New York Magazine Online
Ding Dong Lounge
929 Columbus Ave. (Above 103rd St.)
Between 105th and 106th Sts.
212-663-2600

The former owner and manager of Motor City Bar had the brilliant idea to bring downtown way uptown by turning a former video store (allegedly a front for a crack den) into a very cool bar. This is as classy as punk gets: Dimmed chandeliers illuminate maroon brick walls covered with black-and-white flyers from Black Flag and Misfits shows. A nice, if strange, collection of wooden cuckoo clocks decorates the wall behind the bar. In front of it: neighborhood folks and graduate students who remember the '80s and therefore appreciate the diverse range of punk, rock and country tunes spun by the evening's DJ. -- Shana Liebman

City Search New York
Top rated (4 stars)

The Scene
The compact Ding Dong Lounge is dark inside, with brick and blood-red walls surrounding a plain-and-simple atmosphere befitting a true punk rock bar. The walls are decorated with posters of vintage flyers advertising punk gigs from days gone by.

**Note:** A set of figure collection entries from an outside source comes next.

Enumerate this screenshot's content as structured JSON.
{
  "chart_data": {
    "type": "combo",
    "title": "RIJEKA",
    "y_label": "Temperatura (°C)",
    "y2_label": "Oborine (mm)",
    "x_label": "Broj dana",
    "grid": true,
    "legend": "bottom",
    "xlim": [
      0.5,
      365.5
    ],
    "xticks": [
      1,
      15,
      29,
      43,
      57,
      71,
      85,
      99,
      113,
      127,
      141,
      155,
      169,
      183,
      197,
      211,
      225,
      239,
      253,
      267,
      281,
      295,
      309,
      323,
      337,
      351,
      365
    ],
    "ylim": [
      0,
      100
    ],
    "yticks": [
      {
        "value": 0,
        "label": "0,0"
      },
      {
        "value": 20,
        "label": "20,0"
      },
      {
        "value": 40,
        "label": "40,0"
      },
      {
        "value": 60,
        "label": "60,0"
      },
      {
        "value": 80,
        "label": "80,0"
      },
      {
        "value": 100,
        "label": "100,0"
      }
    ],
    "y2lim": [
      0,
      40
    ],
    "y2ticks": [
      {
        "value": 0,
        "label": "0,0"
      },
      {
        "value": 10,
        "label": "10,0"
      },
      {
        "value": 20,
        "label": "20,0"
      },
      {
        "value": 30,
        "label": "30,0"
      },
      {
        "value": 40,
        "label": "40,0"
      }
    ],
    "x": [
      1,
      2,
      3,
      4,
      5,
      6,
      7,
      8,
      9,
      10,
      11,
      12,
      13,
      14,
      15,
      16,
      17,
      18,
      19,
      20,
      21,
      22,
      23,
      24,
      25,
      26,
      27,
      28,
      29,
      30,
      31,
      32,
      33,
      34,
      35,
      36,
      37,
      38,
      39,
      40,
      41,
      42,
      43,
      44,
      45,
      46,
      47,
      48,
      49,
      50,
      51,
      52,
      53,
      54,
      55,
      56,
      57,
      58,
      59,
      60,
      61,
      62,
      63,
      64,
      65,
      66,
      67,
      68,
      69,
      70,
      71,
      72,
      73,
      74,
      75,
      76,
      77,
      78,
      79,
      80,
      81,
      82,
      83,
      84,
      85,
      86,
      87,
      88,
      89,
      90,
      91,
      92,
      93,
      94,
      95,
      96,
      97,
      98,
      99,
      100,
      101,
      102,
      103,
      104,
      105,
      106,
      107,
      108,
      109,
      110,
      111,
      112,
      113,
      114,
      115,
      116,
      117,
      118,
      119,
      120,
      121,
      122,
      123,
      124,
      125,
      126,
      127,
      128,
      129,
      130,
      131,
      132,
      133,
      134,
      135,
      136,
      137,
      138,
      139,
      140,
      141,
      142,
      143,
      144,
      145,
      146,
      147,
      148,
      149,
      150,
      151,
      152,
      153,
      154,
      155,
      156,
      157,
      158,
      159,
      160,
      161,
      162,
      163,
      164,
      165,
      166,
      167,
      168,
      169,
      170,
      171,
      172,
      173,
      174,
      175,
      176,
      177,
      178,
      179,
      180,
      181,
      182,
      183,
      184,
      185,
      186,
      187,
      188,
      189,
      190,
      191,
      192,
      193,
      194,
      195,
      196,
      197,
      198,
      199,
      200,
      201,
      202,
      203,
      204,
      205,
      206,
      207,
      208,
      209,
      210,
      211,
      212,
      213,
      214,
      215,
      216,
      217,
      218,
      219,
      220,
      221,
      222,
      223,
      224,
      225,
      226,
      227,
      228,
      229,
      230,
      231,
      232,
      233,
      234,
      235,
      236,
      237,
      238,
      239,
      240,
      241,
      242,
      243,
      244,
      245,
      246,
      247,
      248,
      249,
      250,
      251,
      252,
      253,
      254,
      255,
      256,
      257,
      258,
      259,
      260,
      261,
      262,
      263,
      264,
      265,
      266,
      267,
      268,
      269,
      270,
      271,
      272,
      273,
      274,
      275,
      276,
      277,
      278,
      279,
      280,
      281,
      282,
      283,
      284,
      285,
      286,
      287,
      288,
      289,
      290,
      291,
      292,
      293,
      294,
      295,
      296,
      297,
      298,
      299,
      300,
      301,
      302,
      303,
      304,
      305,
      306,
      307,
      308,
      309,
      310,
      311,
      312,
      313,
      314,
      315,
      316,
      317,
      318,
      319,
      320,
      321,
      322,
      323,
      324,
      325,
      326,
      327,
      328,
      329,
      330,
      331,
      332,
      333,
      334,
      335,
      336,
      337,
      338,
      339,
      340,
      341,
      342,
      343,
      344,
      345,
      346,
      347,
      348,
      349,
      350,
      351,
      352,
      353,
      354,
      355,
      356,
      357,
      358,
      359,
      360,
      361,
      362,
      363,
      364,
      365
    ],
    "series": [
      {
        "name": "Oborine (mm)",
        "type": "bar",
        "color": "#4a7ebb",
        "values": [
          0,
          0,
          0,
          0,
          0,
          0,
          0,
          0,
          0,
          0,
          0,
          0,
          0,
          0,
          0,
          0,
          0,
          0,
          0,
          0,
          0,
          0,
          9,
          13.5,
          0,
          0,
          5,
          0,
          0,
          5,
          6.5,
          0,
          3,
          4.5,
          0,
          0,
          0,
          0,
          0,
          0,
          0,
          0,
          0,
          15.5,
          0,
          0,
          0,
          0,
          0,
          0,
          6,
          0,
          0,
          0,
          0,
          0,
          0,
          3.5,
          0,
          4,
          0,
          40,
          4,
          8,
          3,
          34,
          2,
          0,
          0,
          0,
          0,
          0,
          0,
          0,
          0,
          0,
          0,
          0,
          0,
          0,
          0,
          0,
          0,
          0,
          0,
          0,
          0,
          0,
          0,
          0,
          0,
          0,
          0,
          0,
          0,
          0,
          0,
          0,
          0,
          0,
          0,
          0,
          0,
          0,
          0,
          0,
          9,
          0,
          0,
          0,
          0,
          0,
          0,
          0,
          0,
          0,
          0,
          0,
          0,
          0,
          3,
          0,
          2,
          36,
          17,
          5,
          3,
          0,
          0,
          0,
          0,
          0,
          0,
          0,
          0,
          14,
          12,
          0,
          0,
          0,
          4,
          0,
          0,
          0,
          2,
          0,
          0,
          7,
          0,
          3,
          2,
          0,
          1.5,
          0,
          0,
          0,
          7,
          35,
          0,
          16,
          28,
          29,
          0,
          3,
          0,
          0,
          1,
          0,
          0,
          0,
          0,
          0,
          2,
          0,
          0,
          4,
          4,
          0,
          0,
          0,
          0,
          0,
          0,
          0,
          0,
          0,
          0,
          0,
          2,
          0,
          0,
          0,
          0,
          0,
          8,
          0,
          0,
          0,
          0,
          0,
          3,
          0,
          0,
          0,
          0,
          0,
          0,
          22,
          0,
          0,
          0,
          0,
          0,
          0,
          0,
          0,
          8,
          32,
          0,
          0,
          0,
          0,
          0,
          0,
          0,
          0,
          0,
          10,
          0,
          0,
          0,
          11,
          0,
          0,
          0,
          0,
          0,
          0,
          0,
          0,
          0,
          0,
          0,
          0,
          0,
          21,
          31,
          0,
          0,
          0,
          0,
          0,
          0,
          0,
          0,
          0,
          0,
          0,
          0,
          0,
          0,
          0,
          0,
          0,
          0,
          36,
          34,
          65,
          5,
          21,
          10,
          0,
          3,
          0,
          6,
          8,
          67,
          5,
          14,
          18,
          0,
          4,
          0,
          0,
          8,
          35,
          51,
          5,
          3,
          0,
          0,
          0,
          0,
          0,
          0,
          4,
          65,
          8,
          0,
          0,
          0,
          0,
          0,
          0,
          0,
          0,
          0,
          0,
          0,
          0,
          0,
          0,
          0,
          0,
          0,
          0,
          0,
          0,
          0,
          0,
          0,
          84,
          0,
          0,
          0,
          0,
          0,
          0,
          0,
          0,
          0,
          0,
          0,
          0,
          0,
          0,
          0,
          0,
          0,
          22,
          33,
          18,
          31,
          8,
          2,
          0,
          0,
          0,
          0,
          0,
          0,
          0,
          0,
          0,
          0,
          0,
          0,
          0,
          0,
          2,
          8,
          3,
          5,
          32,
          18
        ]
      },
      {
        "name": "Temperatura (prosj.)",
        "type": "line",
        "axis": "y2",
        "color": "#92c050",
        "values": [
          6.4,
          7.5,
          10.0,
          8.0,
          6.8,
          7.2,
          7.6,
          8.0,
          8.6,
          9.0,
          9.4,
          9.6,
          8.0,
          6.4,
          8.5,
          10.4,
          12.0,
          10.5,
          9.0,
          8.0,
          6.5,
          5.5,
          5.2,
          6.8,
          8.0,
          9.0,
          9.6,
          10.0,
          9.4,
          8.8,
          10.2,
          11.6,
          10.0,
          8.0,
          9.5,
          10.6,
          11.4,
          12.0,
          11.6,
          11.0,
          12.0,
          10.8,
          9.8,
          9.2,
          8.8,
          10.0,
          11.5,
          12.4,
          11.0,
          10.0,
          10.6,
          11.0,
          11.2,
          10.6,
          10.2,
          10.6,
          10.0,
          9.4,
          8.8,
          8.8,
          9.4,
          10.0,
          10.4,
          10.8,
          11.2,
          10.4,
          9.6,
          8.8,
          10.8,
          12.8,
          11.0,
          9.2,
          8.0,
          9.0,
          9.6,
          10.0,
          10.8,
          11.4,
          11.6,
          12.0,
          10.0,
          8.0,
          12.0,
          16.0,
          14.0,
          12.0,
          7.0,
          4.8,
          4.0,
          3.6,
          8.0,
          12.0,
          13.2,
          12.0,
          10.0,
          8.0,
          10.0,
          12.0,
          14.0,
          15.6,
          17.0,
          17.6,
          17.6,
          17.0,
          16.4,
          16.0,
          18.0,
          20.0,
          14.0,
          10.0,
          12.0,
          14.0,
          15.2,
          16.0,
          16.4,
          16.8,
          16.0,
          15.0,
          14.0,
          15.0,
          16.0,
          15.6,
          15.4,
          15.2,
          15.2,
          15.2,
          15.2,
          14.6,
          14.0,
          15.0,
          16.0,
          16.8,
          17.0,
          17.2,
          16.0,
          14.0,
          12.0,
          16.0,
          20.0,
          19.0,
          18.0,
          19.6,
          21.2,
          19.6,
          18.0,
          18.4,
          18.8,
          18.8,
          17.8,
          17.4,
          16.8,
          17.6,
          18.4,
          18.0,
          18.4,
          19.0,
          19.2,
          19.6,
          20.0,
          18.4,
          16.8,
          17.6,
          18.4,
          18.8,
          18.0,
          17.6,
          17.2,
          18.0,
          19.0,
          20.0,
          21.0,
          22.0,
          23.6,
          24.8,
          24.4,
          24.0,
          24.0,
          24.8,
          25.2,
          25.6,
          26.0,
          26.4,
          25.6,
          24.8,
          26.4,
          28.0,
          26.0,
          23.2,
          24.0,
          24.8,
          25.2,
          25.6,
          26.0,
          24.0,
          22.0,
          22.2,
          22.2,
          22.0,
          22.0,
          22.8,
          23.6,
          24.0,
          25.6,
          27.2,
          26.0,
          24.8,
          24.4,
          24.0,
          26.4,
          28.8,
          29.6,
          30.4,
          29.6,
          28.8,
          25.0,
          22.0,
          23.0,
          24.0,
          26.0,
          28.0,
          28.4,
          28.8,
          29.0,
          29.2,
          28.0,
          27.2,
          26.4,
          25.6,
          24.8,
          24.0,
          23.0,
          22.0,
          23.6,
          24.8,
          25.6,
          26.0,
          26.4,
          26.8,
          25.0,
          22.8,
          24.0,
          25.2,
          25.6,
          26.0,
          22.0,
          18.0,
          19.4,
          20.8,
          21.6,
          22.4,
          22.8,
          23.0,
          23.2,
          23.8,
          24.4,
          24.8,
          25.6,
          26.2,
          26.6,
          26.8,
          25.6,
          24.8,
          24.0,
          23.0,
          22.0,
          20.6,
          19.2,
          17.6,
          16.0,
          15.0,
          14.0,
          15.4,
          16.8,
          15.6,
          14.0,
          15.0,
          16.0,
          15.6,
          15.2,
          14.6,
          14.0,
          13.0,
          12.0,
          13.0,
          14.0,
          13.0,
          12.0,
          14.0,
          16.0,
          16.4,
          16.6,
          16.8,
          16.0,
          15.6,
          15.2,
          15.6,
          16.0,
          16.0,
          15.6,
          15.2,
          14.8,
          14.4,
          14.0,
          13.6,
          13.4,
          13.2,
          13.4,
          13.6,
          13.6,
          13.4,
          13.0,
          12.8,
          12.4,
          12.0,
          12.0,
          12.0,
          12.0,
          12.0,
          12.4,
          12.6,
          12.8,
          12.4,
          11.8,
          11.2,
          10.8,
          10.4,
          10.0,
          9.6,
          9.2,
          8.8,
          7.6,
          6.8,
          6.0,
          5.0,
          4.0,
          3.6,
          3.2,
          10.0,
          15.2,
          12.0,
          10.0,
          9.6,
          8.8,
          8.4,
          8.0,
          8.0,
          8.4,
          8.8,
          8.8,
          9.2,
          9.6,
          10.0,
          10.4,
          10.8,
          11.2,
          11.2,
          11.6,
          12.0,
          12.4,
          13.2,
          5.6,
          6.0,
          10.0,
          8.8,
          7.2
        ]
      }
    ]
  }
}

While a few college kids have started checking out the bar, the clientele tends to be an even mix of thirsty men and women between 25 to 40.

The Draw
Punk rock from the Stooges to Turbo Negro blasts on the sound system; a DJ mans the turntables almost every night, with live music on a limited schedule. Beer goes for $4 or less, and shots for between $4 and $5. And most surprisingly of all, the bathroom is clean. Take that, CBGB.

Shecky’s Bar Guide 2001
Ding Dong Lounge
929 Columbus Ave.
(105th & 106th Sts.)
Upper West Side
212-663-2600

The Ding Dong Lounge is someone’s idea of an early punk rock bar somewhere in East London, complete with androgynous, over-coiffed DJ, insubordinate bathroom graffiti, and dog-eared punk band posters lining the walls. The problem with all of this is that the bar had only been in business for three months and it’s on northern limits of the Upper West Side. Who has been writing on the walls? Despite the misplaced and manufactured atmosphere, the Ding-Dong had quickly become a popular scene of the more gentrified South Harlem set, if only for lack of better – or virtually any – options this side of Broadway. The bartenders are efficient and happy to see you but stay out of your face, and won’t disappoint as long as you don’t order a cocktail with more than two ingredients (not counting ice). It’s always empty enough to find available seating for obscure theoretical debates, but full enough so that those flying solo (which is fairly common here) can quickly find a drinking companion almost as interesting as themselves.